Here is where this swerves from the personal to national politics, as every damn thing does now, apparently**. I want to challenge you, dear reader, to consider a deeply-rooted pattern of your own. Maybe one that doesn’t often see the light of day. Is it based in fear? What would happen if this fear was removed, even for one moment?

Relief from fear offers me moments of clear purpose, compassion and love for others, and enough mental space to act on that. With practice, maybe I can live this way “full time”.

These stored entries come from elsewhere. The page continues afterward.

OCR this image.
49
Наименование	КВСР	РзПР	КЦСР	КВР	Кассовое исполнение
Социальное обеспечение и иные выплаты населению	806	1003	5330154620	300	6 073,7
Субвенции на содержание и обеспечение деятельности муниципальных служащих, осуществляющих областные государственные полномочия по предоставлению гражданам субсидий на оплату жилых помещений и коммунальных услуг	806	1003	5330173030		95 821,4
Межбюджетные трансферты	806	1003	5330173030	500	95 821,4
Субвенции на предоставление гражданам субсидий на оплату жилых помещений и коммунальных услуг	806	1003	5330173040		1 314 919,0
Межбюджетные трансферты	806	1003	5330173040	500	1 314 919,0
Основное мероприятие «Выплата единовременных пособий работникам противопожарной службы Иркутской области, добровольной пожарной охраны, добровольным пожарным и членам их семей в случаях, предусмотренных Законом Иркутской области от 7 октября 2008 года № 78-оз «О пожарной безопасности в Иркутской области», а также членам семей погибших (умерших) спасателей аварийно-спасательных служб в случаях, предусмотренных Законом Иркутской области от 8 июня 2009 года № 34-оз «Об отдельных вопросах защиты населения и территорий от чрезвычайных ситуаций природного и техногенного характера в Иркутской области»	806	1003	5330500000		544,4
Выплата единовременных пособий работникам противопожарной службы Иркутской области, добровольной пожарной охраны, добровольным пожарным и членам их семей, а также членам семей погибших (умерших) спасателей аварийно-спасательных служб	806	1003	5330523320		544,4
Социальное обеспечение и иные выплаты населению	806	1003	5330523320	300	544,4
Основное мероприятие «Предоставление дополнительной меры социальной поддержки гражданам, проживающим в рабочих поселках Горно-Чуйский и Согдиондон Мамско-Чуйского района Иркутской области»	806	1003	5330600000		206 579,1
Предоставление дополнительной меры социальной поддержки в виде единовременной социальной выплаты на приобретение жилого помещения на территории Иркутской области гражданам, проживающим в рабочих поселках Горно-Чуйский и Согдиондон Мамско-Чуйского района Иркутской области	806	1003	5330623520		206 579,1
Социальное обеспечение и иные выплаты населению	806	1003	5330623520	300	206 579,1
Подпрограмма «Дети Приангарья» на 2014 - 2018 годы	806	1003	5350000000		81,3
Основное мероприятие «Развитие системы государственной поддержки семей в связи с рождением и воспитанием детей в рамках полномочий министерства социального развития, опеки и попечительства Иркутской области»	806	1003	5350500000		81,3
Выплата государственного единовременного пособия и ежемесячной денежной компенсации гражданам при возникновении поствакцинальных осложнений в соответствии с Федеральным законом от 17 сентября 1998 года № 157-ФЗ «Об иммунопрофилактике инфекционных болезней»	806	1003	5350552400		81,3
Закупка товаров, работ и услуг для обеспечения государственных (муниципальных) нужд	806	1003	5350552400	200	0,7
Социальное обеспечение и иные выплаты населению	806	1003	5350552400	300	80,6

*If you worked with me, you may or may not have noticed it (I say that winkingly to my friend-colleagues, who totally saw this, and whom often helped me along or were caught up in my stress by proximity. Ps. still thx and sorry). My best friends for sure know what I am talking about, because I grappled with it as it progressed. Before any big deadline, meeting, presentation, whatever cumulative professional moment, no matter how prepared I could be, my body would physically go through the same process – insomnia, anxiety, and tunnel vision on the work until the moment of the thing. Then, after the thing, during which I would typically appear pretty calm and capable, there would be a second cascade – reviewing the thing over and over to evaluate my part, waves of self doubt and beating back negative thoughts of shame, guilt and remorse. People, I am talking about all this over a half-hour talk on water quality monitoring – to a room full of nerds like me.

**I hear from some NYC friends that they feel like they have lived in a bubble, couldn’t imagine the turnout that turned out for Trump. Inside of NYC, my life, work and relationships challenged me daily to (imperfectly) develop my own ability to serve as an ally for peace and justice. I owe this refrain to Alexie Torres Flemming, and the still-unfolding slow knowledge I gained from working with her. Today, I have to be grateful that my last few years as a nomad expanded my worldview to include more political diversity, especially among people who look just like me. While I will never be silenced by racism, sexism or the idea that anyone is more or less “legal” than me, I can see how each of us arrives at our own worldview through authentic lived experience, and how each of us can be so deeply affected by our fears that we might be moved to behave against our own best interests.